5. Scale What’s Already Working
Rainwater harvesting, community-led water governance, off-grid filtration, and mobile payment kiosks aren’t theory — they’re proven. But they’re still under-funded and isolated. Donors and development agencies need to scale what’s local, what’s working, and what doesn’t rely on billion-dollar tech.
Personal Action: What You Can Do
You don’t need to be a policymaker to make a difference. Some of the most powerful changes start with awareness — and pressure. If you live in a place where water flows freely, that’s not guilt — that’s leverage.

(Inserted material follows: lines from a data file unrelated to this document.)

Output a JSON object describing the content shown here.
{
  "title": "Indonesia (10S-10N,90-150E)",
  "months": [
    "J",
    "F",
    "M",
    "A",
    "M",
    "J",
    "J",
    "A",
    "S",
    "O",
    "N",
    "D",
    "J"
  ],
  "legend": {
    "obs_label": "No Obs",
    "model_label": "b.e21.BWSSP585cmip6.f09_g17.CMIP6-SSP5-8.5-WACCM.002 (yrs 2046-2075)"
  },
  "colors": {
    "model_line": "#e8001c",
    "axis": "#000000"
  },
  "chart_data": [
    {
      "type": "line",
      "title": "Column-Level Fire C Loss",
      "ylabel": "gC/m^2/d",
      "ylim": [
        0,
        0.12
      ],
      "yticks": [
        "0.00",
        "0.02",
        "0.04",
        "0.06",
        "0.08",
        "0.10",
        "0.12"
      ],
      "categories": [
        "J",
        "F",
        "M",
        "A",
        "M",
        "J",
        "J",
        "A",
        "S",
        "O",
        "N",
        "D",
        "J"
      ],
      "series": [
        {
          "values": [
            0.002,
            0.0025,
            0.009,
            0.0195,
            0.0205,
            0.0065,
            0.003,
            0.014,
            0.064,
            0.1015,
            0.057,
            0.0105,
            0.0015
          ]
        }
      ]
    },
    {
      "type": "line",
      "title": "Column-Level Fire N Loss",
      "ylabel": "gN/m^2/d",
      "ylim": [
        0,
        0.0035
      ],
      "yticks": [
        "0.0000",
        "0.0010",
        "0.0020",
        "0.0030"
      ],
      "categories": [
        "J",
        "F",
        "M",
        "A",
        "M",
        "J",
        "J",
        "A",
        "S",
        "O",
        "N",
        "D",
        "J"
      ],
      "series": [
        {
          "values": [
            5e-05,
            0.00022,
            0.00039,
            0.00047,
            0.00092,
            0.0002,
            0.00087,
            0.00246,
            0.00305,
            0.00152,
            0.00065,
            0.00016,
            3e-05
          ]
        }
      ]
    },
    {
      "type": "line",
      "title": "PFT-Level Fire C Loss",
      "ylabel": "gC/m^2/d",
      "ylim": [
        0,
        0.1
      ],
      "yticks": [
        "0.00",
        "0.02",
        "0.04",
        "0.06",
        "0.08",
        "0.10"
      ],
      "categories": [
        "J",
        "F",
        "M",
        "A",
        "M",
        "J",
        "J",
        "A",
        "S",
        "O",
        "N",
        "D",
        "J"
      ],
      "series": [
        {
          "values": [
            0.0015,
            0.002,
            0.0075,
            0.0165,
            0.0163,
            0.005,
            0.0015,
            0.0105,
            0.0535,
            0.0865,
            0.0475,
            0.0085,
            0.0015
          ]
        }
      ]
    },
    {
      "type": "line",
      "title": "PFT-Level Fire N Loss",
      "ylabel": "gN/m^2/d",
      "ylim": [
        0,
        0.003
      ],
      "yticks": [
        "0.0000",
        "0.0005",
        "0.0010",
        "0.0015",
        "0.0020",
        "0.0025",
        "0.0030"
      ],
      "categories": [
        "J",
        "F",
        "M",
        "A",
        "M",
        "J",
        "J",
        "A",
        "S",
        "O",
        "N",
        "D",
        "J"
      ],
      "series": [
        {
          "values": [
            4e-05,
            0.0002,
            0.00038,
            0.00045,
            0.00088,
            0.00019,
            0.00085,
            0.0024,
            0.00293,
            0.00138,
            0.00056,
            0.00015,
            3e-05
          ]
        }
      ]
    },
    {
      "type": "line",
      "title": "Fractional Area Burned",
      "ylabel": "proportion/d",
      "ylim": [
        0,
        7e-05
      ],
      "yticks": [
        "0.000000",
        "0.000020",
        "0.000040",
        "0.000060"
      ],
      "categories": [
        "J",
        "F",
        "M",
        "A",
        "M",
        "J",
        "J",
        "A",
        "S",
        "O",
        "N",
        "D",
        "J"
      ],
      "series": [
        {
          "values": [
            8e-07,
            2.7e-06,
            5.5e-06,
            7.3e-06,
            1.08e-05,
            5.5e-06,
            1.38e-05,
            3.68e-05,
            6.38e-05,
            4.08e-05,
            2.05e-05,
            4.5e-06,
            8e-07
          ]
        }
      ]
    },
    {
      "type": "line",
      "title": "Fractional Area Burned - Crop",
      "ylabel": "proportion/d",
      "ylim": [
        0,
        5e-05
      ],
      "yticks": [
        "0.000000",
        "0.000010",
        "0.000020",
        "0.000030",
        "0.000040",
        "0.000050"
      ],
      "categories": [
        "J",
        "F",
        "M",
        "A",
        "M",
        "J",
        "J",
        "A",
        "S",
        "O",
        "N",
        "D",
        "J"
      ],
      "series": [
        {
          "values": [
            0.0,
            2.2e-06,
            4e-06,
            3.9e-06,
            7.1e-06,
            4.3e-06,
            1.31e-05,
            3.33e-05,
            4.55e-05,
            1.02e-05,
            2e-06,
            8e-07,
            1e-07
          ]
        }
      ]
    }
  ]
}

Use it.
1. Ask Real Questions at Work
If you work in tech, manufacturing, logistics, or food — your company uses water. Maybe a lot. Ask your team:
“Do we know how much water we use?” “Is it public?” “Could we use less — or reuse more?”
Silence is complicity. Curiosity is power.
2. Rethink What You Eat
We talk about carbon footprints. But your plate has a water footprint too. Beef, almonds, coffee, and avocados are some of the worst offenders. You don’t need to become a monk. Just know the cost of what’s on your fork — and make changes where you can.
3. Support People Doing the Hard Work
Local NGOs, community sanitation projects, and water rights activists don’t have the ad budgets of global brands — but they move the dial. Donate. Share. Show up. These are the people keeping justice alive where infrastructure has failed.
4. Demand Transparency From Big Tech
If AI companies want to reshape the world, the least they can do is tell us how much water they’re using to do it. Public pressure works. Add your voice — on LinkedIn, on platforms, in conversations. Push for disclosure, not just disruption.
5. Make It Normal to Talk About Water
Most people don’t think about water unless it runs out. Change that. Talk about it at home. In classrooms. On social media. The more visible this crisis becomes, the harder it is to ignore. Awareness doesn’t solve everything — but it cracks the door open for action.
One Last Thing
We don’t talk about water because most of us still have it.
That’s the brutal truth. If the taps run, if the shower’s warm, if the bottle’s full — we forget. But for billions, water isn’t background. It’s the main story. Every decision, every delay, every quiet compromise runs through it.
And here’s the twist: the people using the least water are the ones paying the highest price. It shouldn’t take a catastrophe to remind us what matters. But too often, it does.
So if this article sits with you — let it move you. To speak. To act. To question. Not tomorrow. Not when the headlines catch up. Now.
Because when the water runs out, it doesn’t trickle down. It vanishes fast. And once it’s gone, there’s no press release, no pivot plan, no app that can bring it back.
The world is thirsty. And justice doesn’t flow on its own.